Montag, 27. Juli 2026

Löwenzahnkind / Lina Bengtsdotter

ERSTER TEIL

Bewertung: ★★★☆☆



In Västergötland verschwindet ein junges Mädchen spurlos. Die 17-Jährige hat in der örtlichen Kneipe in Gullspang gefeiert, verabschiedet sich von ihrer Freundin und kommt nie zu Hause an.

Die Zeit drängt und die Polizei Stockholm schickt seine fähigste Ermittlerin in die Kleinstadt. Charlie Lager ist in der Kleinstadt aufgewachsen und sie weiss, wie die Menschen dort ticken. 

Wird sie Annabelle finden?


Eine Kleinstadt in Westschweden und eine 17-jährige, die verschwindet. Dieses Buch hat alles um spannende Lesestunden zu bescheren. Trotzdem ist der Funke nicht ganz übergesprungen. Ich weiss auch nicht woran es genau lag, vermute aber, dass das dies dem Erzähltempo geschuldet war. 

Die Handlung stockt immer wieder. Die Ermittlungen rund um das vermisste Mädchen werden über längere Passagen völlig zur Seite geschoben.  So nimmt zum Beispiel die Vergangenheit der Ermittlerin viel Raum ein.

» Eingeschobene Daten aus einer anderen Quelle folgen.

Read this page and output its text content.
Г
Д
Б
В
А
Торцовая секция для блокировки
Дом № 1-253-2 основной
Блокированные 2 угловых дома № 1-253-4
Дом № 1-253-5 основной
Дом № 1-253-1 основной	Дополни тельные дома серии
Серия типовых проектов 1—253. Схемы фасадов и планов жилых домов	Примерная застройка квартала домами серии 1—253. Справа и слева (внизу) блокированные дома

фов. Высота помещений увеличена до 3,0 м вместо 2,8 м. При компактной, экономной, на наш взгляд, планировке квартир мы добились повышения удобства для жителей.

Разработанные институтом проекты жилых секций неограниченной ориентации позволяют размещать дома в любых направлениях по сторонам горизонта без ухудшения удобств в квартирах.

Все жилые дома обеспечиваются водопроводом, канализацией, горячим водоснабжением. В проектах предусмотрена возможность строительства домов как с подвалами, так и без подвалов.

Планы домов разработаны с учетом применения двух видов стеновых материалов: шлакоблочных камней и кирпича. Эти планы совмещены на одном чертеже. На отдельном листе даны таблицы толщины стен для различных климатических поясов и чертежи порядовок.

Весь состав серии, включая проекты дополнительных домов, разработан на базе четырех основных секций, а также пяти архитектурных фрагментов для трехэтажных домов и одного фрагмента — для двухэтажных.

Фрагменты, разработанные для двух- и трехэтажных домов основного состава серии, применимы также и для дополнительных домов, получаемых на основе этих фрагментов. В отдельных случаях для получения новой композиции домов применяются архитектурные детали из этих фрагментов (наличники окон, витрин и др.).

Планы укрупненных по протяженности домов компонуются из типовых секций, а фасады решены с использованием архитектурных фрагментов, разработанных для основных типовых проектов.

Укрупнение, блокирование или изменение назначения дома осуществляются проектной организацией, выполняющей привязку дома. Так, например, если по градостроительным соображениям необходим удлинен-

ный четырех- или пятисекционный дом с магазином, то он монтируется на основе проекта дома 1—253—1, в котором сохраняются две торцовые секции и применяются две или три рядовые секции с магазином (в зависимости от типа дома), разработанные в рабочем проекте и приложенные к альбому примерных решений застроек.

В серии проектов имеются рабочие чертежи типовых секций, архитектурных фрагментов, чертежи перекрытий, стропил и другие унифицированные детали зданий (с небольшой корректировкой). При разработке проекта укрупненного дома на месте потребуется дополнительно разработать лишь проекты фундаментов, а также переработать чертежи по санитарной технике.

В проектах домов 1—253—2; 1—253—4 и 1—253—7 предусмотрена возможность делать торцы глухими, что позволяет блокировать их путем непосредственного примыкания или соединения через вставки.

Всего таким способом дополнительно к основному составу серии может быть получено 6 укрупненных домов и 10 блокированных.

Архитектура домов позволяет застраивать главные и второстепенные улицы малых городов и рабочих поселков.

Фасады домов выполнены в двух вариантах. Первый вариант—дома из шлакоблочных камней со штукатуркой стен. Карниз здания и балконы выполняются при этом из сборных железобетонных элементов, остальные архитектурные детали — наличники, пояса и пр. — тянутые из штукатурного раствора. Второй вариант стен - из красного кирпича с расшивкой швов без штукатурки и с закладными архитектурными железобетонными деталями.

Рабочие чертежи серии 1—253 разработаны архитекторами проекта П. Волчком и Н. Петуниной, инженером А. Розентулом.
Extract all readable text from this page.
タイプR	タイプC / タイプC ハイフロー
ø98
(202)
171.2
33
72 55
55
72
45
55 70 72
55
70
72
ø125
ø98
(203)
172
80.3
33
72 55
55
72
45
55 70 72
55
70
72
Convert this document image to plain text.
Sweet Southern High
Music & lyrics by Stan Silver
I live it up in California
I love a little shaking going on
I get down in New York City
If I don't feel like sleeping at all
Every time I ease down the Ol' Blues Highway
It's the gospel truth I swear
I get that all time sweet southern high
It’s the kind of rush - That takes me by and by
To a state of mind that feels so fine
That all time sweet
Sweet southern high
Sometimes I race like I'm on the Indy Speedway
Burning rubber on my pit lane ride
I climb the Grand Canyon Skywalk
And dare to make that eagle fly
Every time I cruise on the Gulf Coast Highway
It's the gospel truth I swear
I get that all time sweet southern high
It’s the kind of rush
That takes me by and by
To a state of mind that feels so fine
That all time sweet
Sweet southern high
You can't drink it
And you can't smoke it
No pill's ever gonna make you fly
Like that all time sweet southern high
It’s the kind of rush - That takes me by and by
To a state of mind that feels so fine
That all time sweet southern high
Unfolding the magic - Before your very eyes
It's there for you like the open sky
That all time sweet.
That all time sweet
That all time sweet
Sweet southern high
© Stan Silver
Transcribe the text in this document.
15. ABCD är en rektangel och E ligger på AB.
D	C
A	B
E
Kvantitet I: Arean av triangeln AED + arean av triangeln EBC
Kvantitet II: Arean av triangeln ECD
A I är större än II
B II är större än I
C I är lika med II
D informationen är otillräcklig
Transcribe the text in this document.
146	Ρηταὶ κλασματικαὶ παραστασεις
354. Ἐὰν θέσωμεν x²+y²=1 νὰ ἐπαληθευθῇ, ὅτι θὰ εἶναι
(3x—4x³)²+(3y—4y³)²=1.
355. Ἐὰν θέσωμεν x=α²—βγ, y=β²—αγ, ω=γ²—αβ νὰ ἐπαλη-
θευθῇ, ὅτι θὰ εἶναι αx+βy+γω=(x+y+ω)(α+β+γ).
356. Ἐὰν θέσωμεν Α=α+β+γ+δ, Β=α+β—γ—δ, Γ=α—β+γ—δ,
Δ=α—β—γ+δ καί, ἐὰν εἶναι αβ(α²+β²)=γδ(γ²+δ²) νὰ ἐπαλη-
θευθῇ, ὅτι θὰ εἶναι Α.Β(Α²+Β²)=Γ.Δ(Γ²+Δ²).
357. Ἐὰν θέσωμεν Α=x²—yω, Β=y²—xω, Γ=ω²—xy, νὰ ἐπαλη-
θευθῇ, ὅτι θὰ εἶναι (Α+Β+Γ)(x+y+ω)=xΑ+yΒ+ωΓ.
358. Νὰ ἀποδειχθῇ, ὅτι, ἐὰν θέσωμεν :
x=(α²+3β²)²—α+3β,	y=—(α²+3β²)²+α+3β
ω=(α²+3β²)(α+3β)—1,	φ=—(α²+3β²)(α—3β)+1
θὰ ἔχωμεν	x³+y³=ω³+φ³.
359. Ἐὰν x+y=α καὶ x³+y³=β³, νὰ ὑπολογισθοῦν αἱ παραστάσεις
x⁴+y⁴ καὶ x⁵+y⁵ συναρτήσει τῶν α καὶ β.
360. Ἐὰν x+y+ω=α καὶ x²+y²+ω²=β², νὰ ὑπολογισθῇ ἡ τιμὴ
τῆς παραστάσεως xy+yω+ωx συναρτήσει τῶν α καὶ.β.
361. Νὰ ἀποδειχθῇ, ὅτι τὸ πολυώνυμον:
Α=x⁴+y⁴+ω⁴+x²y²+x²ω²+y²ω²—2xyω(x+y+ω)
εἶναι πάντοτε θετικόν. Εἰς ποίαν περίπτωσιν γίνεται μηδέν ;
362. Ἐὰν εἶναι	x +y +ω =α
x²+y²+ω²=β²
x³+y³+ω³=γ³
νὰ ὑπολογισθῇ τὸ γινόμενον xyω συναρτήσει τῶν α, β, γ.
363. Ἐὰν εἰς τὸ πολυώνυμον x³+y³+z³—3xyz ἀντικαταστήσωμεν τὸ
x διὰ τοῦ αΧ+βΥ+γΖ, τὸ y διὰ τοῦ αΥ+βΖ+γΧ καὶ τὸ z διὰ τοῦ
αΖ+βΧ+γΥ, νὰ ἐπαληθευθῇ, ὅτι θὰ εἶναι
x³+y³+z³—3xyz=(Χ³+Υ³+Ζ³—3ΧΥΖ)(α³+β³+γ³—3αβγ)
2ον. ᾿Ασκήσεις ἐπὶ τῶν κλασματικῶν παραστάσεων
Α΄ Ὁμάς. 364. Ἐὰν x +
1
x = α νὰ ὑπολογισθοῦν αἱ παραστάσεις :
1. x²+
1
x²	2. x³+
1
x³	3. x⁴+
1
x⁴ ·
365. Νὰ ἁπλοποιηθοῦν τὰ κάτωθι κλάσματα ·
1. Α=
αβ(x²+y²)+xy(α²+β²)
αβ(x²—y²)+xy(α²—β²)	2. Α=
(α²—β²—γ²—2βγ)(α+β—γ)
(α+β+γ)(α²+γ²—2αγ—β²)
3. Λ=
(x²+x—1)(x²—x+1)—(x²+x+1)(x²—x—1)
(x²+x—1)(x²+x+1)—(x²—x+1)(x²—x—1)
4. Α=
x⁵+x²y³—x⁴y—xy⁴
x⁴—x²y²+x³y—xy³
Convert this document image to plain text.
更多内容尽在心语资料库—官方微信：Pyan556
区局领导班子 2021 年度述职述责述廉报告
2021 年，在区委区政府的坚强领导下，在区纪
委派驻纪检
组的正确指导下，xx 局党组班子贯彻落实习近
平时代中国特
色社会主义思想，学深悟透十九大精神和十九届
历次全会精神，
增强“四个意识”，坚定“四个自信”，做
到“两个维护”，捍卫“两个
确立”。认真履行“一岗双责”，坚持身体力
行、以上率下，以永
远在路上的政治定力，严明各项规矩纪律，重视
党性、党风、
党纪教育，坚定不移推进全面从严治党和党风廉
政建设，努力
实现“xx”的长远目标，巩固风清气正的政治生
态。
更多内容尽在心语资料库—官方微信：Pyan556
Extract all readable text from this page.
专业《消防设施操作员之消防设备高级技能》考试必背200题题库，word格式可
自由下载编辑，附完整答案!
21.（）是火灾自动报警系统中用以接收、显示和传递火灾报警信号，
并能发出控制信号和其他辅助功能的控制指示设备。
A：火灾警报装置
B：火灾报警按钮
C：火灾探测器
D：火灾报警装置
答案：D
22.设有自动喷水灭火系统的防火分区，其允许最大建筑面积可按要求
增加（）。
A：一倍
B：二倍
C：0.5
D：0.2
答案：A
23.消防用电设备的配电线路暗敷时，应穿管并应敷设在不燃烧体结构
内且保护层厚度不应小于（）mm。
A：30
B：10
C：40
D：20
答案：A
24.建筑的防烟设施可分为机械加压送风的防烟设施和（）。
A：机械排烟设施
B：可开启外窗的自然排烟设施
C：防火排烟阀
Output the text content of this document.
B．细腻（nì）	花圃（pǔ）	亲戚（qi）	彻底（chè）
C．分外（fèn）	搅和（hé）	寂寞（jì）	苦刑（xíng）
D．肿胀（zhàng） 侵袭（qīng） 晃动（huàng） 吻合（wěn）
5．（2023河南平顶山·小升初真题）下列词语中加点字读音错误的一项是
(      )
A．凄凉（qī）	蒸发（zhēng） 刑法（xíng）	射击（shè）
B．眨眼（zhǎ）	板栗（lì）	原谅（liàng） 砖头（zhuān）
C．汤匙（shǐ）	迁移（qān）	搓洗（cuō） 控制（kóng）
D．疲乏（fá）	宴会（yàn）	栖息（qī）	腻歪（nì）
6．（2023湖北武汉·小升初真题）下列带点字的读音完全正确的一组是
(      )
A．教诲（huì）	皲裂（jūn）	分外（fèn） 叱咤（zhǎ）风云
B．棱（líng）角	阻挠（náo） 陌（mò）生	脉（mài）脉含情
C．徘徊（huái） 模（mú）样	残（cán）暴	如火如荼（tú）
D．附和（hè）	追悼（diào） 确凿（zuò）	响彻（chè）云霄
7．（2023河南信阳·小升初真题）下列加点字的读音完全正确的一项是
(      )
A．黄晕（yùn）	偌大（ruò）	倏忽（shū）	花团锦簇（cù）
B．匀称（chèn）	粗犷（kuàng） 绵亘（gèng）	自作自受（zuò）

Charlie Lager ist zudem mit einem Alkoholproblem unterwegs und fällt somit in die Rubrik "Ermittler mit etlichen persönlichen Problemen". Dies scheint ja Mode zu sein, dass ein Ermittler alles andere als ein Normalo zu sein hat. Alkohol, Männer, die sie immer wieder irgendwo aufgabelt und ihre schwierige Vergangenheit in der Kleinstadt nehmen einfach zu viel Raum ein.

Gut gefallen haben mir die Kapitel "Jener Tag", die die letzten Tage der Vermissten aufarbeiten. Hier kam Spannung auf, denn man sieht mehr und mehr, was geschah mit der 17-Jährigen.

"Löwenzahnkind" ist der Start in eine Reihe und ich kenne schon "Mohnblumentod". In diesem dritten Teil hat mich die Ermittlerin auch bedeutend mehr überzeugt, denn in "Löwenzahnkind" bleibt sie zeitweise blass.